Louis Jacques Mande Daguerre, Ruins of Holyrood Chapel, c.1825
While Wilkie was preparing his royal painting of pomp and pageantry at Holyrood Palace, the French artist Louis Daguerre was creating this more austere image of the neighbouring Holyrood Chapel. Most famous for his invention of the eponymous daguerreotype photography, Daguerre also created the diorama and it is thought this device could have informed the artist's dramatic rendering of light in this painting. Curators at Liverpool's Walker Art Gallery, where the work is now held, write, 'if the painting was made after the production of the same scene in a diorama, we can assume the diorama enabled the artist to study carefully the affect of light on the ruins and capture them successfully in the painting.'
David Young Cameron, Holyrood Palace, c. 1896
Today D Y Cameron is remembered as a painter of Scottish landscapes. However his ouevre includes portraits, townscapes and architectural subjects, and it was as an etcher that he first came to prominence. Over a period of 45 years he produced around 520 etchings and drypoints, including this atmospheric image of Holyrood Palace in the Fleming Collection. His prolific output and mastery of light and shade made him one of the foremost British artists of the Etching Revival of 1880-1930, alongside fellow Scots Muirhead Bone and James McBey. In 1933 Cameron was appointed King's Painter and Limner in Scotland.
Aleksander Żyw, Holyrood Palace, 1940
Aleksander Zyw's painting of Holyrood Palace with Arthur's Seat in the background captures the extraordinary volcanic landscape that surrounds the royal residence. The view clearly made an impression on Zyw; created in 1940, it was one of the earliest paintings the artist made in Scotland, having arrived here in WWII following a dramatic escape from France to join the Polish forces who were regrouping in Edinburgh.
James Giles, A View of Balmoral, 1848
Prince Albert purchased the lease to Balmoral Castle in 1847. This painting by the Aberdonian landscape painter James Giles was created a year later and given to the Prince by Queen Victoria as a Christmas gift. The painting shows a view of the old castle from the east. It was, according to Queen Victoria, 'a pretty little castle in the old Scottish style'.
F Colebrooke Stockdale, Valley of the Dee, with Abergeldie Castle, 1853
A year after buying the lease to Balmoral, Prince Albert purchased a 40 year lease of the Abergeldie Estate nearby. It was here that the Duchess of Kent stayed on her visits to Scotland in the 1850s. F Colebrooke Stockdale's watercolour captures the 16th century castle surrounded by rolling Highland Hills.

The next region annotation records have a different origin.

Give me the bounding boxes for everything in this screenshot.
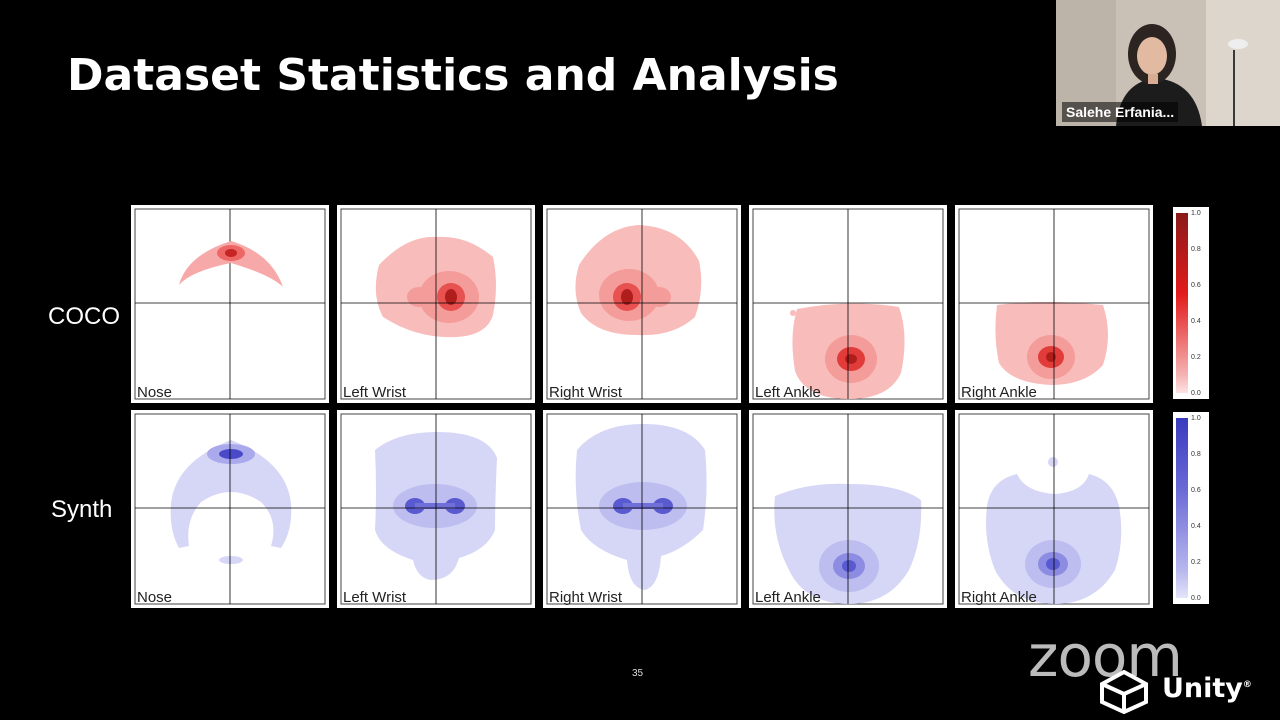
colorbar-tick: 1.0 [1191,415,1201,422]
registered-mark: ® [1242,680,1252,690]
panel-label: Left Wrist [343,384,407,401]
colorbar-tick: 0.6 [1191,282,1201,289]
unity-logo: Unity® [1162,673,1252,704]
heatmap-synth-nose: Nose [131,410,329,608]
colorbar-tick: 1.0 [1191,210,1201,217]
colorbar-tick: 0.4 [1191,523,1201,530]
heatmap-coco-nose: Nose [131,205,329,403]
heatmap-coco-right-wrist: Right Wrist [543,205,741,403]
colorbar-tick: 0.0 [1191,595,1201,602]
heatmap-synth-left-ankle: Left Ankle [749,410,947,608]
panel-label: Left Ankle [755,384,821,401]
colorbar-tick: 0.4 [1191,318,1201,325]
colorbar-synth: 1.0 0.8 0.6 0.4 0.2 0.0 [1173,412,1209,604]
panel-label: Right Wrist [549,589,623,606]
colorbar-tick: 0.0 [1191,390,1201,397]
colorbar-gradient [1176,418,1188,598]
heatmap-coco-left-ankle: Left Ankle [749,205,947,403]
colorbar-gradient [1176,213,1188,393]
colorbar-tick: 0.2 [1191,354,1201,361]
heatmap-coco-left-wrist: Left Wrist [337,205,535,403]
colorbar-tick: 0.8 [1191,451,1201,458]
colorbar-coco: 1.0 0.8 0.6 0.4 0.2 0.0 [1173,207,1209,399]
participant-name: Salehe Erfania... [1062,102,1179,122]
panel-label: Right Wrist [549,384,623,401]
panel-label: Left Wrist [343,589,407,606]
participant-video[interactable]: Salehe Erfania... [1056,0,1280,126]
panel-label: Nose [137,589,173,606]
page-number: 35 [632,668,644,679]
panel-label: Right Ankle [961,384,1037,401]
row-label-synth: Synth [51,496,113,523]
heatmap-synth-right-wrist: Right Wrist [543,410,741,608]
colorbar-tick: 0.6 [1191,487,1201,494]
heatmap-synth-left-wrist: Left Wrist [337,410,535,608]
heatmap-synth-right-ankle: Right Ankle [955,410,1153,608]
panel-label: Nose [137,384,173,401]
colorbar-tick: 0.2 [1191,559,1201,566]
row-label-coco: COCO [48,303,120,330]
unity-logo-icon [1100,670,1148,714]
panel-label: Left Ankle [755,589,821,606]
zoom-logo: zoom [1028,622,1183,690]
panel-label: Right Ankle [961,589,1037,606]
slide-title: Dataset Statistics and Analysis [67,50,839,101]
unity-wordmark: Unity [1162,673,1243,704]
colorbar-tick: 0.8 [1191,246,1201,253]
heatmap-coco-right-ankle: Right Ankle [955,205,1153,403]
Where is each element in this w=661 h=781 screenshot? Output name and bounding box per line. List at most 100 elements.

Balmoral is just visible in the distance.
Queen Victoria, Ballater from the garden at Birkhall, 1868
As well as being a great patron of the arts, Queen Victoria was also an accomplished painter, as this watercolour of Ballater from Birkhall demonstrates. Birkhall, which is located on the Balmoral Estate, is now the Scottish residence of Prince Charles and Camilla. In 2021 The Royal Collection Trust exhibited 'Victoria & Albert: Our Lives in Watercolour', which included many works by Queen Victoria in the Royal Collection. Read more in curator Carly Collier's feature for Scottish Art News.
In 2010, Julian Calder chose the Gelder Burn on the Balmoral Estate as the location of his striking portrait of the Queen. Inspired by the great paintings by Sir Henry Raeburn, Calder's photograph presents the viewer with a formal portrait set against a highland backdrop.